Antes do início do ano letivo de 2012, momento em que construiríamos a sequência didática para a subsequente aplicação, a Professora “A” foi informada de que não seria responsável pela turma do 8º ano do Ensino Fundamental. Assim, neste segundo momento, contatamos a professora responsável pela turma, que chamaremos de Professora “B”. Esta foi uma limitação importante no nosso processo de estabelecimento de parcerias e execução do trabalho colaborativo, na medida em que não pudemos trabalhar com as professoras em todas as etapas da pesquisa. Contudo, esta é uma limitação do sistema escolar com o qual teremos que lidar. A professora “B” foi entrevistada seguindo estrutura similar a entrevista da Professora “A”.

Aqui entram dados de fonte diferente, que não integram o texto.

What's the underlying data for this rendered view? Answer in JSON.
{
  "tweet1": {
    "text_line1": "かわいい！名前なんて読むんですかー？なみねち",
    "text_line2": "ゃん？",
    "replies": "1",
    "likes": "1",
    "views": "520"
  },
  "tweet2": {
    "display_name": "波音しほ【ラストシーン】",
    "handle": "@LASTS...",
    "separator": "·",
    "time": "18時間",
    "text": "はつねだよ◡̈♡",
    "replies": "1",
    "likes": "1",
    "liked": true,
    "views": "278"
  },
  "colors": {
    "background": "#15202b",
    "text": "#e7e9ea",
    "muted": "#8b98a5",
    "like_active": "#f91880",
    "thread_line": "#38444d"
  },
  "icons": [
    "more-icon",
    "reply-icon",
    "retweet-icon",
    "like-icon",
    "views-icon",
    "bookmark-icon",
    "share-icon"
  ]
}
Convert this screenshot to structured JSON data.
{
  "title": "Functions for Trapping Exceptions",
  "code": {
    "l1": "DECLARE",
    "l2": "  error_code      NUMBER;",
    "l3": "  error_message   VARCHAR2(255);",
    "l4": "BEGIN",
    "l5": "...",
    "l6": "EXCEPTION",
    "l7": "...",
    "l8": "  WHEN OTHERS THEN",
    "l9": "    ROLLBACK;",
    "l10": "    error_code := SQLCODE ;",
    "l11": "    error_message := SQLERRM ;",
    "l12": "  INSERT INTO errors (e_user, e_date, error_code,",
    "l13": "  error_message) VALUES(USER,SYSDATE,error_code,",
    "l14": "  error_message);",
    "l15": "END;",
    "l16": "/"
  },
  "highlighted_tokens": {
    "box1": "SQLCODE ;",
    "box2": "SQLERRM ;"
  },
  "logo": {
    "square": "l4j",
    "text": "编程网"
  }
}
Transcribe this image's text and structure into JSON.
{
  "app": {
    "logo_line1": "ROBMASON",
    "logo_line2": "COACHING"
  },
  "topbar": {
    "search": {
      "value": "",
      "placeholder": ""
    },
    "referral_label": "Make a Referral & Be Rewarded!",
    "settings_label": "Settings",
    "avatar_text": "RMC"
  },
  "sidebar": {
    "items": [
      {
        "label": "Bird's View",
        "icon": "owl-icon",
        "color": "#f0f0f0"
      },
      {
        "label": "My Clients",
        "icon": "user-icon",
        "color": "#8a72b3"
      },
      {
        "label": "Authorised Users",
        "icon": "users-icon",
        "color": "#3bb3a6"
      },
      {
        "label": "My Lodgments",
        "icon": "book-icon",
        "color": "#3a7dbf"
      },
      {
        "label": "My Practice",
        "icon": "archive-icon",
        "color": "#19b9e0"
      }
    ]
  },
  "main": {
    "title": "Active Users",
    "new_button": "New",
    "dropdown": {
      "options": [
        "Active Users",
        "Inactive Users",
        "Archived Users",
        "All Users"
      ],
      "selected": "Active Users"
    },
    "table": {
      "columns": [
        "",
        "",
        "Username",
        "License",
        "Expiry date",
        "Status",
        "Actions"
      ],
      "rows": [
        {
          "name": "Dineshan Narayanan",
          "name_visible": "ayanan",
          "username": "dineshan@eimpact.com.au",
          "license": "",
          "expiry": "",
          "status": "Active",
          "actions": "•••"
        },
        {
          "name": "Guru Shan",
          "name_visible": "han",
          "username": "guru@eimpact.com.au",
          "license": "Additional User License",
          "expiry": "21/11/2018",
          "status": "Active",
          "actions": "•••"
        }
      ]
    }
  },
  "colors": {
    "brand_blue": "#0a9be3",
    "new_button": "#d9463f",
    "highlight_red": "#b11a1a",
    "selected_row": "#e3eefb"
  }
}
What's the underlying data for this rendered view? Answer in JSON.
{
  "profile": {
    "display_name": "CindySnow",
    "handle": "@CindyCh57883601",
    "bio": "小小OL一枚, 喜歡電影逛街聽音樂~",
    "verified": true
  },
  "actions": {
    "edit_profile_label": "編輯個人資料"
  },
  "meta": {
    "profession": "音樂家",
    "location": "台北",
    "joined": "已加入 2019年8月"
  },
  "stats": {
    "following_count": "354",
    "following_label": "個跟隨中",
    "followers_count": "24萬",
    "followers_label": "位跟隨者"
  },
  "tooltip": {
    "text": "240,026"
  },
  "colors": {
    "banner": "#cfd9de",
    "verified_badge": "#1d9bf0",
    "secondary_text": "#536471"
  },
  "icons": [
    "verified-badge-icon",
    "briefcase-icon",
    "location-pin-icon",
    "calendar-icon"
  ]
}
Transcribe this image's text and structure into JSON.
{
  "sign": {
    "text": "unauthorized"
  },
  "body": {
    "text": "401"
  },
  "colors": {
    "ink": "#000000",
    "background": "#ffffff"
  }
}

1.2 Construção da sequência didática
Durante os meses de janeiro, fevereiro e março as licenciandas se reuniam semanalmente com a professora-pesquisadora para discutir artigos que serviram de base teórica para a construção da sequência. As atividades da sequência didática foram construídas durante as três primeiras semanas do mês de março de 2012, em encontros semanais, com a presença da professora-pesquisadora e das licenciandas. Durante este período, a escola ainda estava definindo as turmas atribuídas a cada professor, de modo que tivemos que realizar esta etapa inicial de construção sem participação das professoras colaboradoras. Ao serem definidas as turmas, tanto a Professora “A”, como a Professora “B“ colaboraram na construção da sequência, opinando sobre a proposta inicialmente construída. Neste momento, o conhecimento da turma e a experiência no ensino Básico foram fundamentais para a construção e adequação da sequência.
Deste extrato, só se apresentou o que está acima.